Monday, May 2, 2011

Tim Hetherington's Diary (2010)

Diary (2010) from Tim Hetherington on Vimeo.

Journalists and photographers, as well as the Liberiophile community are still reeling from the loss of both Chris Hondros and Tim Hetherington. In case you missed it, Tim Hetherington's 2010 Diary, above, is more than worth the 19 minutes. In fact, its an astonishing, emotional journey that is like nothing I have seen before.

Heart-stopping clips, from Tim's work in Liberia years ago, show the rebels' hellish, earth-scorching caravan advancing towards Monrovia throughout the sequence. As much an auditory artwork as a cinematographic collage, scenes completely envelope the viewer in the horrors of contemporary war, but abruptly transform into the mundane sound-byte summaries of the same events of international news headlines, heard in taxis navigating the streets of London or on a glowing screen in a Heathrow Express carriage, thousands of miles away from the carnage.

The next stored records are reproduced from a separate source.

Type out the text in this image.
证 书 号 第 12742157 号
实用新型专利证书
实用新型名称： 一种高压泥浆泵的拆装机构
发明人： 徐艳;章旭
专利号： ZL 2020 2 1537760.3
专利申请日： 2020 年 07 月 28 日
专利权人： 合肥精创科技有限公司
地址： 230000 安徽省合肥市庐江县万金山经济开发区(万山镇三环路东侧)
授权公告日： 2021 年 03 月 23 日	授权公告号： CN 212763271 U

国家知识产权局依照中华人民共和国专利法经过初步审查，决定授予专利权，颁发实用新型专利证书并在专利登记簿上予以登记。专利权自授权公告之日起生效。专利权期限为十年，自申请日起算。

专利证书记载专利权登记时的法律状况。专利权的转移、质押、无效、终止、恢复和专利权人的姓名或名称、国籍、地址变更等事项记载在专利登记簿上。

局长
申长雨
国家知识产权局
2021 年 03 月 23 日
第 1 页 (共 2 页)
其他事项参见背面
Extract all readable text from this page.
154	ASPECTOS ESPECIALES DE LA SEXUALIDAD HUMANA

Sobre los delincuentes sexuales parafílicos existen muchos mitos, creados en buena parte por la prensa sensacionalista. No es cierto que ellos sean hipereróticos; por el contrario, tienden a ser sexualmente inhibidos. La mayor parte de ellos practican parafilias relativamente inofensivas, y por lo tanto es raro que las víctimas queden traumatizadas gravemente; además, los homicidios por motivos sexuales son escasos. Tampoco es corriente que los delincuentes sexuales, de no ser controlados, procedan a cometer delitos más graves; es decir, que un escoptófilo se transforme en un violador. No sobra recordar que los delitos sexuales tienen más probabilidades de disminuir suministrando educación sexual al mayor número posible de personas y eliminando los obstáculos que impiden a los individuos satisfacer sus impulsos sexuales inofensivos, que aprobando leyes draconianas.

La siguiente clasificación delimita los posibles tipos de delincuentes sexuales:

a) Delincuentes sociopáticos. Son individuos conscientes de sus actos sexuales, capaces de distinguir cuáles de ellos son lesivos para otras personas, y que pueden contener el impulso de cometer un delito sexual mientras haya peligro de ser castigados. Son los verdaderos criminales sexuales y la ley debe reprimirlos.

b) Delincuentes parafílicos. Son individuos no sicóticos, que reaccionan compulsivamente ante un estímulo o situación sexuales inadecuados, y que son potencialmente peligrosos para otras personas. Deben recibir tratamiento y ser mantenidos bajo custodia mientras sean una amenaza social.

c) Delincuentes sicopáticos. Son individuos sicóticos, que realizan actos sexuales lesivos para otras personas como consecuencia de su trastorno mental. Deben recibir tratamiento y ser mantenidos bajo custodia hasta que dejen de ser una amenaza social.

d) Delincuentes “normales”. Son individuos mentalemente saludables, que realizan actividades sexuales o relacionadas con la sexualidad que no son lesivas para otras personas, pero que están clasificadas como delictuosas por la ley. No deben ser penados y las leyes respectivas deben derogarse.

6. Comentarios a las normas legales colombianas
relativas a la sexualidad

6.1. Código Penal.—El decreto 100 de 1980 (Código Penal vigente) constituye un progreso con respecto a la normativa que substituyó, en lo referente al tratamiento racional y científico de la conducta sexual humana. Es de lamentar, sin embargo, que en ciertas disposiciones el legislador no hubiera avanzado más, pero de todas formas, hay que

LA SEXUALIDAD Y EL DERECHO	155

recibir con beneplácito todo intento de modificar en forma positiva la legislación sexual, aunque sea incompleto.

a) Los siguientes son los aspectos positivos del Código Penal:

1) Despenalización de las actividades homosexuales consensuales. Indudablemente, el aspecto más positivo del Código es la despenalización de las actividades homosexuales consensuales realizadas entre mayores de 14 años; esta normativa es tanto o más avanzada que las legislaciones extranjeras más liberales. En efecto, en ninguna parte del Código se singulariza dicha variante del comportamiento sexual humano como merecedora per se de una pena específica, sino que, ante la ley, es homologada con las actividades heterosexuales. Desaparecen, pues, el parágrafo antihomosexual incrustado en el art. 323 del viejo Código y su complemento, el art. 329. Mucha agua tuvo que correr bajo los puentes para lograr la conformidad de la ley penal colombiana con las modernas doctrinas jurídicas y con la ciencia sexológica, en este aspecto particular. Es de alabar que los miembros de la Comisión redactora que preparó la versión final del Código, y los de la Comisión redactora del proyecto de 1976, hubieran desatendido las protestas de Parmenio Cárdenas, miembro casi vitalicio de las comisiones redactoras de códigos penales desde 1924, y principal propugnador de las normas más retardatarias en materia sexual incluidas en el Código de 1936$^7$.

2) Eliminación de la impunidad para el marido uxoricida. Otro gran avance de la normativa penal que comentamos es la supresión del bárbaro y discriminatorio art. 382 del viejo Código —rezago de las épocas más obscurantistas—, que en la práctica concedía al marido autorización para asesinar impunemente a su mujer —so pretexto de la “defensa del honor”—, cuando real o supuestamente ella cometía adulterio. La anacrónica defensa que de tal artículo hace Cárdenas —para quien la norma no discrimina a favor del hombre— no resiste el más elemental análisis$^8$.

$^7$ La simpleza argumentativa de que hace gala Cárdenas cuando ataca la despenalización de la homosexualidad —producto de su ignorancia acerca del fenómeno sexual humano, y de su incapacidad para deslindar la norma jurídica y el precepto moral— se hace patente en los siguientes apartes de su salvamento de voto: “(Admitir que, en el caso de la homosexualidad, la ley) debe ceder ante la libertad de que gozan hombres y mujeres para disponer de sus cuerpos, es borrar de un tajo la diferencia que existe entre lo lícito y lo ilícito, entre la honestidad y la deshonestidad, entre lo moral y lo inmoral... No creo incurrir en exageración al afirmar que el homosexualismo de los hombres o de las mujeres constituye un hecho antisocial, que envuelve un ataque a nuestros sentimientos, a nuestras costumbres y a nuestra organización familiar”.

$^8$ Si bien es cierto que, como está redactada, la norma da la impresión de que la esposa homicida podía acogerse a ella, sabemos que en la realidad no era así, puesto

The rain blurs the windshield view of a dilapidated, war-scarred bush settlement, rushing by in the chaos of battle, slipping imperceptibly to become the drops running down the screen of a black cab making its way through an immaculate, bone-white Marylebone, a juxtaposition that is an incredible feat of technical precision. A firefight in the mountains of Afghanistan is later echoed, visually and acoustically, in the fireworks over the rooftops of Brooklyn.

A dreary, banal hotel room view of an immensely overbuilt Hong Kong is suddenly the sun-blinded, view of the burnt-black Darfurian ground in the silhouette of an immolated human. Randall Street becomes a Bangkok Expressway, which becomes a dirt road in Chad, crossed by cattle. The chaos of wanton, violent rebels scaring off desperate looters raiding a Freeport warehouse, loops into a dream-like scene of a young British girl running through a field in a delicate light of English autumn.

"Stunning" is an unfortunately overused word in our age of hyperbole, and is no longer reserved for experiences and artworks which so arrest the audience as to have a physical component to the reaction they induce--but this is what this startling film does, again and again, and reminds us further of the huge loss of such a talent storyteller.